Quitting an Exercise Regimen Can Lead to Depression
We are all aware that physical activity, often in the form of structured exercise, helps to improve physical and mental health. New research now finds that stopping exercise may result in increased depressive symptoms.
University of Adelaide researchers performed an analysis of prior studies that examined the effects of stopping exercise in regularly active adults. Ph.D. student Julie Morgan discovered that exercise cessation may lead to detrimental mental health effects in the form of depression.
The results of her review appear online ahead of print in the Journal of Affective Disorders.
“Adequate physical activity and exercise are important for both physical and mental health,” says Ms. Morgan.
“Current public health guidelines recommend being active on most if not all days of the week. At least 150 minutes of moderate intensity exercise a week is recommended to maintain health and prevent depression, or 75 minutes of vigorous intensity exercise for added health benefits.
“An extensive body of clinical evidence shows that regular exercise can reduce and treat depression. However, there is limited research into what happens with depressive symptoms when exercise is stopped,” she says.
Ms. Morgan reviewed studies that investigated the cessation of exercise in 152 adults.
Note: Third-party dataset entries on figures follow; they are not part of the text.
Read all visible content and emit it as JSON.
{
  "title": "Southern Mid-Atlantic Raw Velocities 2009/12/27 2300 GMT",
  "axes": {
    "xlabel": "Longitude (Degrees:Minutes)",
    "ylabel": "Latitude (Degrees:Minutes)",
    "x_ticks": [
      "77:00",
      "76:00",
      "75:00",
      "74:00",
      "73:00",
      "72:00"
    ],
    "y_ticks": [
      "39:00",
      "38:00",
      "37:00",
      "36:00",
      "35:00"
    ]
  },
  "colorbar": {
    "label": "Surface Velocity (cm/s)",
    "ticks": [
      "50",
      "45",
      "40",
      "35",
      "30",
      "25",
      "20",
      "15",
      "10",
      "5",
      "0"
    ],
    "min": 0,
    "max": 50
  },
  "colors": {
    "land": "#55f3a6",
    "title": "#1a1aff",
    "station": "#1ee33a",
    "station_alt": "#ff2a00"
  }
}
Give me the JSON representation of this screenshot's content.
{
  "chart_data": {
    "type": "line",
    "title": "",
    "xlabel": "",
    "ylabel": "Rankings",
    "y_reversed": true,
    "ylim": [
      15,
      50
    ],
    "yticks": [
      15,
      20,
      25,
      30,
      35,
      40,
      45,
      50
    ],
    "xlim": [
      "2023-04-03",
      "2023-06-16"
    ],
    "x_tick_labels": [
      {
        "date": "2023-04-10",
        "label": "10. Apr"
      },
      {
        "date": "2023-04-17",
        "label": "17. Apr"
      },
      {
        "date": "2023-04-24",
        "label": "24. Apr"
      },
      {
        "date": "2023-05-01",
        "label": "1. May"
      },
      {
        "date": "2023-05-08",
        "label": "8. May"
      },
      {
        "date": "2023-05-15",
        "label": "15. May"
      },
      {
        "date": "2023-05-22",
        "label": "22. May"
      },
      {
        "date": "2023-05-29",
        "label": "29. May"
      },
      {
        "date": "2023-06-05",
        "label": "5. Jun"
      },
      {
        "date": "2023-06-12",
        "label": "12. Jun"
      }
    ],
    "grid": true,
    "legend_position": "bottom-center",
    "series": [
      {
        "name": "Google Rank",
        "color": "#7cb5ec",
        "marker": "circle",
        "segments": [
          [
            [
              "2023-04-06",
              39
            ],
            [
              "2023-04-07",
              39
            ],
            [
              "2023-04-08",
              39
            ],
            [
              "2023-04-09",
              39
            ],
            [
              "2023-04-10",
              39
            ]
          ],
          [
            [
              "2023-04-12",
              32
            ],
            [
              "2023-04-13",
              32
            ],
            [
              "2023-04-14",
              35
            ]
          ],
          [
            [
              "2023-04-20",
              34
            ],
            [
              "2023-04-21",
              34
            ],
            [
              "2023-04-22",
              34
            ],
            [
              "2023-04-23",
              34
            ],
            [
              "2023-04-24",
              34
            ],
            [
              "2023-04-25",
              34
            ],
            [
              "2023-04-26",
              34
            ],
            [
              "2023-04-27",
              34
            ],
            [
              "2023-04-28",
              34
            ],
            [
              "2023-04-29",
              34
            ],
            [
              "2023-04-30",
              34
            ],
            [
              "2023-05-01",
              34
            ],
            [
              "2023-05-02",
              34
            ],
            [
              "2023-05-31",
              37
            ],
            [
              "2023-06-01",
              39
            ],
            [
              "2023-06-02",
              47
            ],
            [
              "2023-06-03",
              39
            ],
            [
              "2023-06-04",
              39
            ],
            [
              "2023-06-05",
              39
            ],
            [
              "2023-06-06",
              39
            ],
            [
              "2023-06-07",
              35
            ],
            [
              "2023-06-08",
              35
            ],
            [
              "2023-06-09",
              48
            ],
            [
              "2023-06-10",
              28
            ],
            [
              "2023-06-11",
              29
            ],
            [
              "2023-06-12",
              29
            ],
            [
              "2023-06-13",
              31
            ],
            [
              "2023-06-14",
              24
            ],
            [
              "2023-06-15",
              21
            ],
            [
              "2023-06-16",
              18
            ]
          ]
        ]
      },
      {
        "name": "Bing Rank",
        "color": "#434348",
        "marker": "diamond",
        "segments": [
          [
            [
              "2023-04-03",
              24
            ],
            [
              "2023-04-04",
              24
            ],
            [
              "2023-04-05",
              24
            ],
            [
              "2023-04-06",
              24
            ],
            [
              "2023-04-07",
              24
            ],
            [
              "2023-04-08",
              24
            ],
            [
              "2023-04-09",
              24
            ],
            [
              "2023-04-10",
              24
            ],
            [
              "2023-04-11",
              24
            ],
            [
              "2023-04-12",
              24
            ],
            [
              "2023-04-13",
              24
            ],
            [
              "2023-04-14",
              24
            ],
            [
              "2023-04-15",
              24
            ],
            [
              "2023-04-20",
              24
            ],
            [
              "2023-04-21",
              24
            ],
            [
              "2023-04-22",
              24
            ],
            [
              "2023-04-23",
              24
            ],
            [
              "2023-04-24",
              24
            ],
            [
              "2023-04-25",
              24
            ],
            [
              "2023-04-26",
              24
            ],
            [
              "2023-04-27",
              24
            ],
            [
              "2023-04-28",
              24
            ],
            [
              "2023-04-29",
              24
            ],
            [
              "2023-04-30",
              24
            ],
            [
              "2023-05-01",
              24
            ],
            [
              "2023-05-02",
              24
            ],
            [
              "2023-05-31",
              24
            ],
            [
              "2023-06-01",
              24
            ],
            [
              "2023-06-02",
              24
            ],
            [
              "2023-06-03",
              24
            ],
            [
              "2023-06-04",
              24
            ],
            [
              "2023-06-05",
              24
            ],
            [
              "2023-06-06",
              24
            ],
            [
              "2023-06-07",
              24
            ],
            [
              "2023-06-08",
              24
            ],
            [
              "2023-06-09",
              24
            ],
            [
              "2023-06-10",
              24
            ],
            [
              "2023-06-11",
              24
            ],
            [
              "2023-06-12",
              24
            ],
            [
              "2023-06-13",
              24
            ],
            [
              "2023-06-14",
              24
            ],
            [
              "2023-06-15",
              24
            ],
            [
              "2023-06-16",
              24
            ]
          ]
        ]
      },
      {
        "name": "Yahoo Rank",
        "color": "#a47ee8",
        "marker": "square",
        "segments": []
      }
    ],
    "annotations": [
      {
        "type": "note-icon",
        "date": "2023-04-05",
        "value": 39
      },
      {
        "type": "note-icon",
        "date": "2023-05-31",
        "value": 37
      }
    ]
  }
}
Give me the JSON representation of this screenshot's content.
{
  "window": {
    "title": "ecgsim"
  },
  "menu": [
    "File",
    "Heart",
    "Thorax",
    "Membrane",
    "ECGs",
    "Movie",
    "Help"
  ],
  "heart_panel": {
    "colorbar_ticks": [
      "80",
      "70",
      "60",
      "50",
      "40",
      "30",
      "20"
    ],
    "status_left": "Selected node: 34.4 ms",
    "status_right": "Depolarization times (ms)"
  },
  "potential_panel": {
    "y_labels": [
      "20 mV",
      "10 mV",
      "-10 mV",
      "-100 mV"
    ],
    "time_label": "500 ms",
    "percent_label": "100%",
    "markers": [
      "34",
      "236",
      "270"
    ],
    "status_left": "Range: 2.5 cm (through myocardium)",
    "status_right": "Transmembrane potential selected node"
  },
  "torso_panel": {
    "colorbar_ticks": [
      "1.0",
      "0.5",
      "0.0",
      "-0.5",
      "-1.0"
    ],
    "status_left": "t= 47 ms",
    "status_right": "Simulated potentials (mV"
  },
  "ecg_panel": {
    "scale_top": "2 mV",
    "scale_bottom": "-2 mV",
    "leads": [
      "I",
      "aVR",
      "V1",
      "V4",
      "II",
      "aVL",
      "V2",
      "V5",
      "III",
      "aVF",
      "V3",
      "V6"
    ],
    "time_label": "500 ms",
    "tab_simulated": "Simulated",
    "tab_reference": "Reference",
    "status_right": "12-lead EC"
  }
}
They had each undertaken at least 30 minutes of exercise, three times a week, for a minimum of three months.
“In some cases, ceasing this amount of exercise induced significant increases in depressive symptoms after just three days,” says Professor Bernhard Baune, Head of Psychiatry at the University of Adelaide and senior author on the paper.
“Other studies showed that people’s depressive symptoms increased after the first one or two weeks, which is still quite soon after stopping their exercise.”
Professor Baune says the depressive symptoms arising from stopping exercise occurred in the absence of the typical biological markers commonly involved with depressive symptoms.
“This suggests some kind of novel effect in these cases, although we should add some caution here, as the number of people included in the studies we examined was small. Such findings would need to be replicated in additional trials,” he says.
Professor Baune says the lack of research in this specific area points to the need for further studies, to help better understand the way in which stopping exercise affects depressive symptoms.
“For now, it is important that people understand the potential impact on their mental well-being when they suddenly cease regular exercise,” he says.